We all experience times where we miss the ultimate freedom and vitality of our younger days, when aching joints and nagging injuries were the furthest of our concerns. Even if your childhood wasn’t filled with such feelings of freedom and vitality, you can still access them easily with these forms of movement listed below. These forms of movement incorporate elements of play, creativity, and exploration similar to the elements first explored in early childhood. Better yet, these activities can also develop a strong and agile body helping to ease or even erase the instances of nagging injuries and aching joints common in adulthood.
Jump rope is one of my favorite rhythmic and therapeutic forms of physical activity. It can be a tricky skill to master, however, with a lot of practice and patience, jump rope can be a fun activity with so many ways to get creative in its execution. Jump rope skills include basic bounces, crosses, swings, releases, catches, stalls, choreography, partner work, and more. When coaching people on the basics of jump rope, the most common phrase I hear is “I haven’t done this since elementary school.” which is a great indicator as to why this form of movement relates us to childhood. It’s often introduced in early childhood, yet never reinforced as we grow older leaving most adults to think that this activity is only meant for boxers and school children. Jump rope is beneficial to anyone looking to improve their health and fitness and should not be delegated to only a small portion of the population.
Children often are found frolicking around someone’s yard doing cartwheels and backbends like their lives depend on it. While cartwheels and backbends may not be feasible for an adult with no prior gymnastics or calisthenics experience, it’s still a worthwhile consideration to try out a class or learn from an experienced coach on the basics of body contortion and control. Not only does it build incredible full body strength, but it also leaves you feeling ridiculously empowered when learning how to do these movements.
I personally can relate to feeling incredibly empowered after attending my first handstand workshop with @bodyxyadi at Ironbird Fit in my hometown. This workshop taught me how to warm up my handstands with drills and how to properly align my body to balance my handstand. I held my handstand for the longest I’d ever held it immediately after that workshop. I also credit my feeling of empowerment to my little sister attending that workshop with me. I probably wouldn’t have attended had she not gone with me and I would have lost out on the opportunity to learn from such an amazing instructor. All of this to say that gymnastics and calisthenics are two ways to not only connect with your inner child, but to also connect with the inner badass version of you that you may or may not know exists.

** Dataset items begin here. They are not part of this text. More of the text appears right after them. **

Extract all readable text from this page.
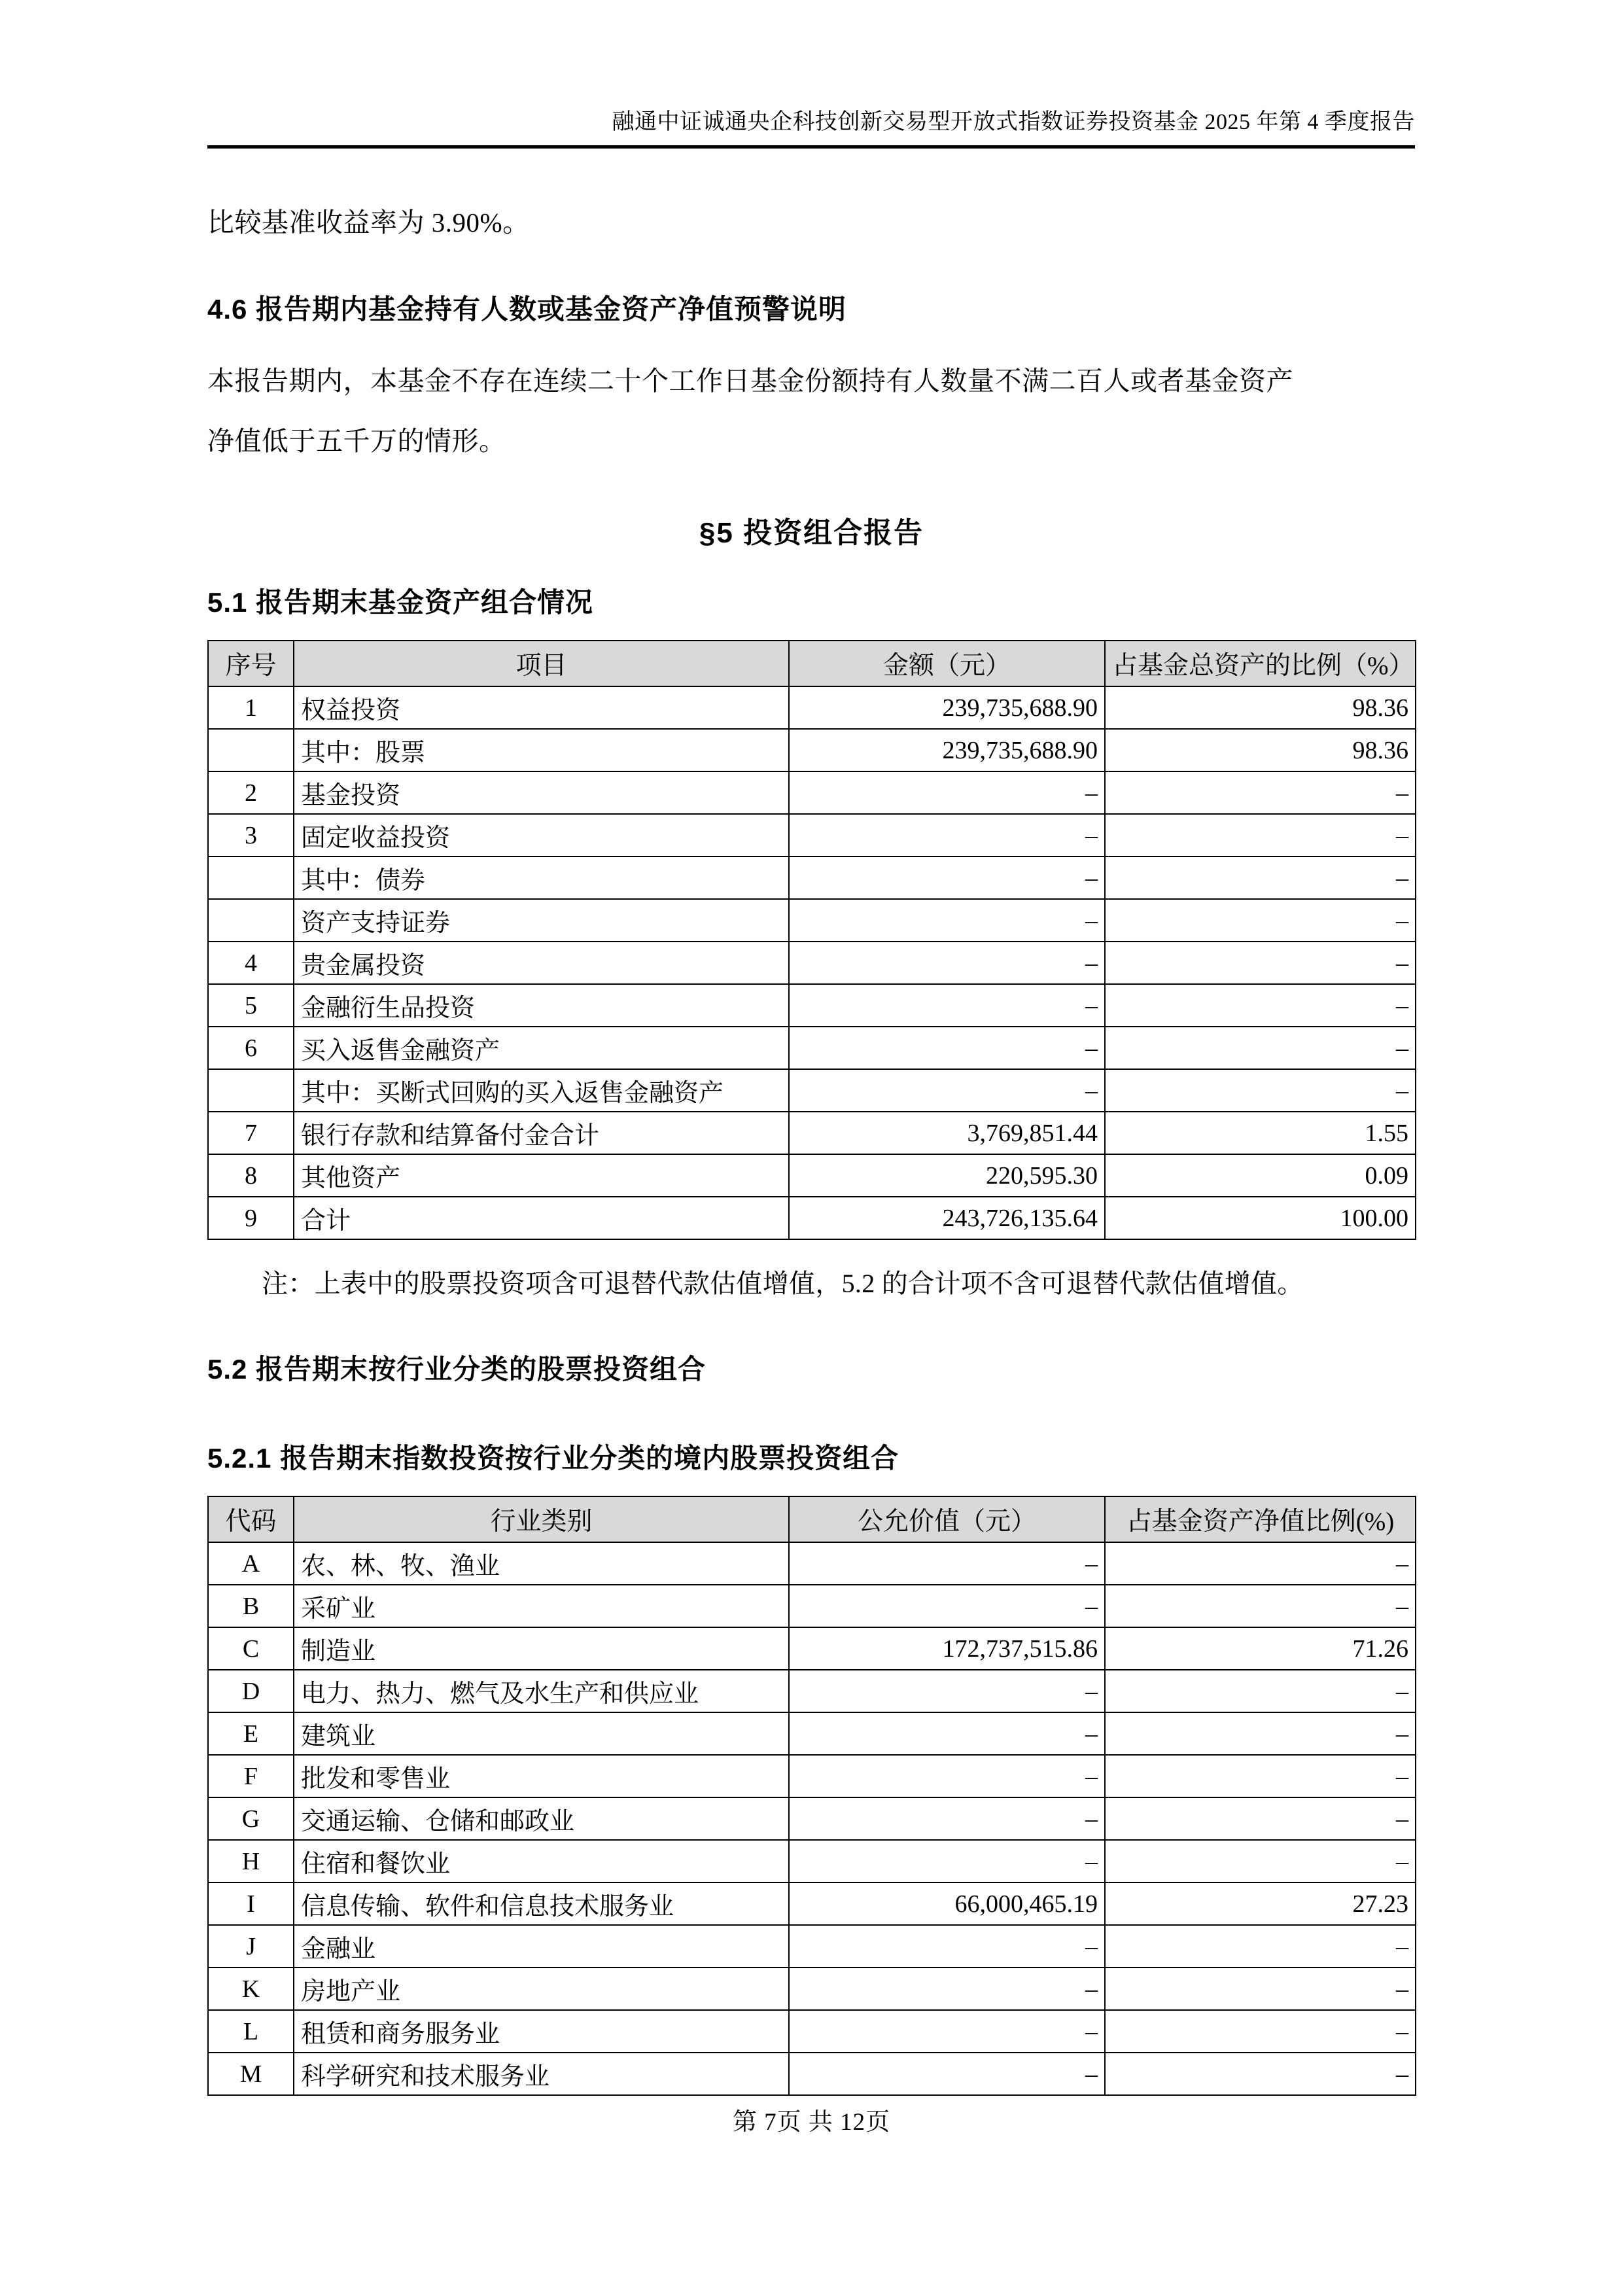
融通中证诚通央企科技创新交易型开放式指数证券投资基金 2025 年第 4 季度报告
比较基准收益率为 3.90%。
4.6 报告期内基金持有人数或基金资产净值预警说明
本报告期内，本基金不存在连续二十个工作日基金份额持有人数量不满二百人或者基金资产
净值低于五千万的情形。
§5 投资组合报告
5.1 报告期末基金资产组合情况
序号	项目	金额（元）	占基金总资产的比例（%）
1	权益投资	239,735,688.90	98.36
	其中：股票	239,735,688.90	98.36
2	基金投资	–	–
3	固定收益投资	–	–
	其中：债券	–	–
	资产支持证券	–	–
4	贵金属投资	–	–
5	金融衍生品投资	–	–
6	买入返售金融资产	–	–
	其中：买断式回购的买入返售金融资产	–	–
7	银行存款和结算备付金合计	3,769,851.44	1.55
8	其他资产	220,595.30	0.09
9	合计	243,726,135.64	100.00
注：上表中的股票投资项含可退替代款估值增值，5.2 的合计项不含可退替代款估值增值。
5.2 报告期末按行业分类的股票投资组合
5.2.1 报告期末指数投资按行业分类的境内股票投资组合
代码	行业类别	公允价值（元）	占基金资产净值比例(%)
A	农、林、牧、渔业	–	–
B	采矿业	–	–
C	制造业	172,737,515.86	71.26
D	电力、热力、燃气及水生产和供应业	–	–
E	建筑业	–	–
F	批发和零售业	–	–
G	交通运输、仓储和邮政业	–	–
H	住宿和餐饮业	–	–
I	信息传输、软件和信息技术服务业	66,000,465.19	27.23
J	金融业	–	–
K	房地产业	–	–
L	租赁和商务服务业	–	–
M	科学研究和技术服务业	–	–
第 7页 共 12页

Another form of movement that is common in childhood is traditional sports. An unfortunate reality is that as we get older, the opportunity to participate in organized sporting events typically gets limited. It’s unfortunate that we spend far more time watching sports than playing sports as we age, but with busy schedules and lack of opportunity, it’s virtually impossible to not do so. If adult sporting leagues are available in your area, I encourage you to try one in a sport you’re familiar with or to even branch out to a sport or activity you’re unfamiliar with to challenge yourself. Not only is doing so a great way to reconnect with your inner child’s need for companionship and physical challenge, it’s also a great way to engage in healthy competition.
At what age did you learn to ride a bike? Or if you haven’t learned yet, is that a part of your childhood that you feel is missing? I vaguely remember learning how to ride my bike with my dad at 4 or 5 years old and even though I don’t remember it well, I do remember it being an exciting moment in my childhood. No matter how old you are, riding your bike on a beautiful day in a beautiful neighborhood never gets old. It’s an exhilarating feeling when the sun and wind connects with your skin while observing the world around you in full mental awareness. Riding bikes is also the perfect activity to engage in with the entire family. You can usually do so safely at a bigger recreational park or in your own neighborhood and it’s a great way to spend undivided quality time with your loved ones.
These are some of my favorite forms of movement that connect me back to my childhood. I was fortunate enough to grow up playing soccer, competing in dance and cheer, and playing softball. These early introductions to movement have lead me to be active in my adult life doing Muay Thai, boxing, strength training, dancing, and jump rope. It’s never too late to explore a new form of movement, no matter how seemingly challenging it may appear. You’ll never know what you might connect on a deeper level with if you don’t give it a try in the first place.